Cinnamoyl-oxaborole amides: Synthesis and their in Vitro biological activity

Authors: GUMBO, MAUREEN - Rhodes University; BETECK, RICHARD - Rhodes University; MANDIZVO, TAWANDA - Rhodes University; SELDON, RONNET - University Of Cape Town; WARNER, DIGBY - University Of Cape Town; HOPPE, HEINRICH - Rhodes University; ISSACS, MICHELLE - Rhodes University; LAMING, DUSTIN - Rhodes University; Tam, Christina; Cheng, Luisa; LIU, NICOLE - University Of Cape Town; LAND, KIRKWOOD - University Of The Pacific; KHANYE, SETSHABA - Rhodes University

Submitted to: Molecules
Publication Type: Peer Reviewed Journal
Publication Acceptance Date: 8/7/2018
Publication Date: 8/15/2018
Citation: Gumbo, M., Beteck, R.M., Mandizvo, T., Seldon, R., Warner, D.F., Hoppe, H.C., Issacs, M., Laming, D., Tam, C.C., Cheng, L.W., Liu, N., Land, K.M., Khanye, S.D. 2018. Cinnamoyl-oxaborole amides: Synthesis and their in Vitro biological activity. Molecules. 23(8):2038. https://doi.org/10.3390/molecules23082038.
DOI: https://doi.org/10.3390/molecules23082038

Interpretive Summary: With the increase in drug resistant microorganisms, the discovery of new treatments against microbial diseases is imperative to maintaining human and animal health. In this study, we synthesized a novel set of amide-based compounds and tested them against three widespread microbial diseases­tuberculosis, malaria, and trichomoniasis. Our results identified several lead compounds against all three of the pathogens. We also tested these compounds against normal human cells and there were no observable effects. Given that new antibiotics often negatively impact normal flora of the patient, we also screened the entire set of new compounds on several known normal flora bacteria and observed no change in growth at the highest concentration tested. Taken together, this work shows that several of these compounds are selective for three different human pathogens; and demonstrate potential new leads for drug discovery against these three significant human and animal diseases.

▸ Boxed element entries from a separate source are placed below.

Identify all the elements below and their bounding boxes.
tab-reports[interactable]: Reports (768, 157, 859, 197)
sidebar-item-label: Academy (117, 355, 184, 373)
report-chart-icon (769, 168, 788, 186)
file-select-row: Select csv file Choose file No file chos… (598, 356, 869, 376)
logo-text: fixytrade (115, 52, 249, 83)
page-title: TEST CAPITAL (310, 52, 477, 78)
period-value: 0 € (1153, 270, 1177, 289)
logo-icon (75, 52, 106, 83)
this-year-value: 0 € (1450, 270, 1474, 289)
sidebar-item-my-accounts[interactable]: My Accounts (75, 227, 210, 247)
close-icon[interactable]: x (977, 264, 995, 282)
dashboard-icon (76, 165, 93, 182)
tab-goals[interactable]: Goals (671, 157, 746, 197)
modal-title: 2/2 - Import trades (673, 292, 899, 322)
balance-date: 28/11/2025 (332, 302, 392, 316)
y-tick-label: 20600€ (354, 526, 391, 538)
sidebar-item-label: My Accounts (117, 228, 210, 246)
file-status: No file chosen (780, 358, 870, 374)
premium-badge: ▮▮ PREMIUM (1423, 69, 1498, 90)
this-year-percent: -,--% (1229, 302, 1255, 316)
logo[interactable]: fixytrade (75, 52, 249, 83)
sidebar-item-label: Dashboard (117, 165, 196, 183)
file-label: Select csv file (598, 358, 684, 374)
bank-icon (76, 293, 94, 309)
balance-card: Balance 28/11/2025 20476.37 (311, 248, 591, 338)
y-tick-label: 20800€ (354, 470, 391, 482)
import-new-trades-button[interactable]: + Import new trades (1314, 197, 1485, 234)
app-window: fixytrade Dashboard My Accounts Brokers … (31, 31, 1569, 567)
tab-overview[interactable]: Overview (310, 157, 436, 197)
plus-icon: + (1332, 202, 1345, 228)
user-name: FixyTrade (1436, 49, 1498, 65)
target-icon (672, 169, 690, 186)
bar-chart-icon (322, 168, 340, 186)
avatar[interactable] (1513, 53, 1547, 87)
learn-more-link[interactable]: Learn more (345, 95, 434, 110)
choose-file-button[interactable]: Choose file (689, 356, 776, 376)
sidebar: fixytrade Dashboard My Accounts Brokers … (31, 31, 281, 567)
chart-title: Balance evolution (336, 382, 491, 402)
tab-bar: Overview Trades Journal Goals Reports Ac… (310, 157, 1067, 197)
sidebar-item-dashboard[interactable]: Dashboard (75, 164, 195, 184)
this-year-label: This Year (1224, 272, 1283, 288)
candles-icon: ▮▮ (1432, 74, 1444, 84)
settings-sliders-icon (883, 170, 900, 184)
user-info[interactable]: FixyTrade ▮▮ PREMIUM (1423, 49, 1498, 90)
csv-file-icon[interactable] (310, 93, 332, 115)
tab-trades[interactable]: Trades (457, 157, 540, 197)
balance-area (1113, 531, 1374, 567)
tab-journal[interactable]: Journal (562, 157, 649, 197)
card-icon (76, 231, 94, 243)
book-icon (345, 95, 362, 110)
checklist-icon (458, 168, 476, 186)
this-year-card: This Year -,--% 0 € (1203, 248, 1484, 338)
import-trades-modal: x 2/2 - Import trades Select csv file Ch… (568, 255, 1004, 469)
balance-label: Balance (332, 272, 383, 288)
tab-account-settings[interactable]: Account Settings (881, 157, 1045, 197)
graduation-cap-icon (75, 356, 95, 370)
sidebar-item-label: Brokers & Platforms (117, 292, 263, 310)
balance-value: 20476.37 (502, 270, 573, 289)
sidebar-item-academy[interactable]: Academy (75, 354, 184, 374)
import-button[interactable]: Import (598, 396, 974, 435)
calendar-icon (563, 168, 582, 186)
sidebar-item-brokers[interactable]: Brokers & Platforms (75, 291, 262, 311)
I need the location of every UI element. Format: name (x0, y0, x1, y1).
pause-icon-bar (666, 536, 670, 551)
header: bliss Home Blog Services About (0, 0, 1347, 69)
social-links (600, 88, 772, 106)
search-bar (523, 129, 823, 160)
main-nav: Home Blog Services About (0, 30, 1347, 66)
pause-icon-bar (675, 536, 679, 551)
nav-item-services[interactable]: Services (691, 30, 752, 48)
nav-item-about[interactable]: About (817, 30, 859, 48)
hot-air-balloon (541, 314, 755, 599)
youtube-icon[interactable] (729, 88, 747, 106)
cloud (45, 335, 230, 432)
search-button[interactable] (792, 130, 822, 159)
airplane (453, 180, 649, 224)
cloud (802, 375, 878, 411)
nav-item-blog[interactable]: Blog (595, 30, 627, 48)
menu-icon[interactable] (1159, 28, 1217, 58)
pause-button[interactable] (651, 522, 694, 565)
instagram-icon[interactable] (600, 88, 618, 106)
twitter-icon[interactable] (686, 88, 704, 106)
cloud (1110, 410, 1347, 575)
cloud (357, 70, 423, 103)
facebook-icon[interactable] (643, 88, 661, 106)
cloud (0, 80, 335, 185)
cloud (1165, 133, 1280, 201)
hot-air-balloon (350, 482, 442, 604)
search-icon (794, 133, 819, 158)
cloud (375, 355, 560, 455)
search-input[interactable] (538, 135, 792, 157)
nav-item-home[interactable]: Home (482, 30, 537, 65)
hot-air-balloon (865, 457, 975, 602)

Technical Abstract: Although chemotherapy is the sole option for the treatment of sleeping sickness, over the past forty years no new chemical agent has been registered to treat this disease; as such only four long discovered drugs are currently in clinics to treat the foregoing disease. These drugs have as major limitations; poor oral bioavailability and numerous serious toxic side effects, which necessitate the search for new drugs. Benzoxaborole is a new scaffold that has garnered considerable appraisal as an anti-parasitic agent that displays good pharmacokinetic properties and low toxicities. In this work, a set of novel benzoxaborole-cinnamic acid hybrids were synthesised and screened against T.b. brucei and HeLa cell lines for trypanocidal activity and cytotoxicity, respectively. Compound 3j emerged as a new hit with in vitro IC50 value of 0.052µM and a selectivity index '2500. These compounds were also cross-screened against several other human pathogens, including Mycobacterium tuberculosis, wherein some moderate activities were observed. Interestingly, these compounds also demonstrated moderate activity against the human protozoal pathogen Trichomonas vaginalis, with no observed effect on common microbiome bacterial species. The cross-species inhibitory activity presents the possibility of these compounds serving as broad-spectrum antibiotics for these prevalent three human pathogens.